Idroelettrico - Stop alla mega-diga in Brasile. La sentenza: “Bisogna coinvolgere le popolazioni”
La corte federale ha bloccato le attività di controllo sugli indigeni in grado di consentire l’effettuazione degli studi tecnici per la realizzazione dell’impianto di Sao Luiz do Tapajòs
La corte federale dello stato brasiliano del Parà ha ordinato la sospensione della cosiddetta operazione Tapajòs, quelle attività militari e di controllo e di repressione della polizia sulle popolazioni indigene che hanno “agevolato” l’effettuazione degli studi tecnici per la realizzazione della mega diga di Sao Luiz do Tapajòs.
È stato così capovolto il precedente pronunciamento del tribunale di prima istanza che autorizzava queste pratiche.
Per il giudice João Batista Moreira e i suoi colleghi, le normative nazionali e la Convenzione 169 dell’Organizzazione internazionale del lavoro, a cui il Brasile aderisce, prevedono la consultazione previa, informata e libera delle comunità indigene Munduruku e di tutte le altre realtà locali messe a rischio a causa della costruzione della diga. In assenza di tutto ciò, non si può procedere nemmeno con gli studi tecnici, come di fatto stava invece accadendo.

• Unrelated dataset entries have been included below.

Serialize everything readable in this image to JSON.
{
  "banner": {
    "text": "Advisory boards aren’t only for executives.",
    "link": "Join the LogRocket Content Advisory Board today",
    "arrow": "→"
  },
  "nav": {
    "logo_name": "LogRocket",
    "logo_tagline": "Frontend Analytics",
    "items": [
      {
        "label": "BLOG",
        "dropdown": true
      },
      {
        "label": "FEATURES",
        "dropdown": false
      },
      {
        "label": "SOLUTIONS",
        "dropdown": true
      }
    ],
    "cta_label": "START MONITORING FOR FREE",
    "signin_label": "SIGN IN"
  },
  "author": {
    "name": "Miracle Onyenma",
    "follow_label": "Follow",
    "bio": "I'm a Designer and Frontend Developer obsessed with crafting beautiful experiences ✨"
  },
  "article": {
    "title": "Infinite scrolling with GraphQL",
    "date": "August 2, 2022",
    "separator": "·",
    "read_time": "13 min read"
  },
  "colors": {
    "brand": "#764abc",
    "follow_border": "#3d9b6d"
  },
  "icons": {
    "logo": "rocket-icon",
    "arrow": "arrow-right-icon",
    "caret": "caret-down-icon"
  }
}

Saõ Luiz è solo la più grande delle sette centrali idroelettriche che il governo di Brasilia intende far sorgere sul Tapajòs e sul suo affluente Jamanxin nel prossimo decennio. Gli ettari sommersi a causa delle dighe sul Tapajòs saranno quasi 200mila, di cui 11mila fanno parte di due parchi nazionali e 23mila sono coperti da foreste. Non sorprende dunque che nel dispositivo della sentenza della Corte federale sia inserito anche l’invito formale a procedere con una “seria e attenta” valutazione degli impatti ambientali cumulativi.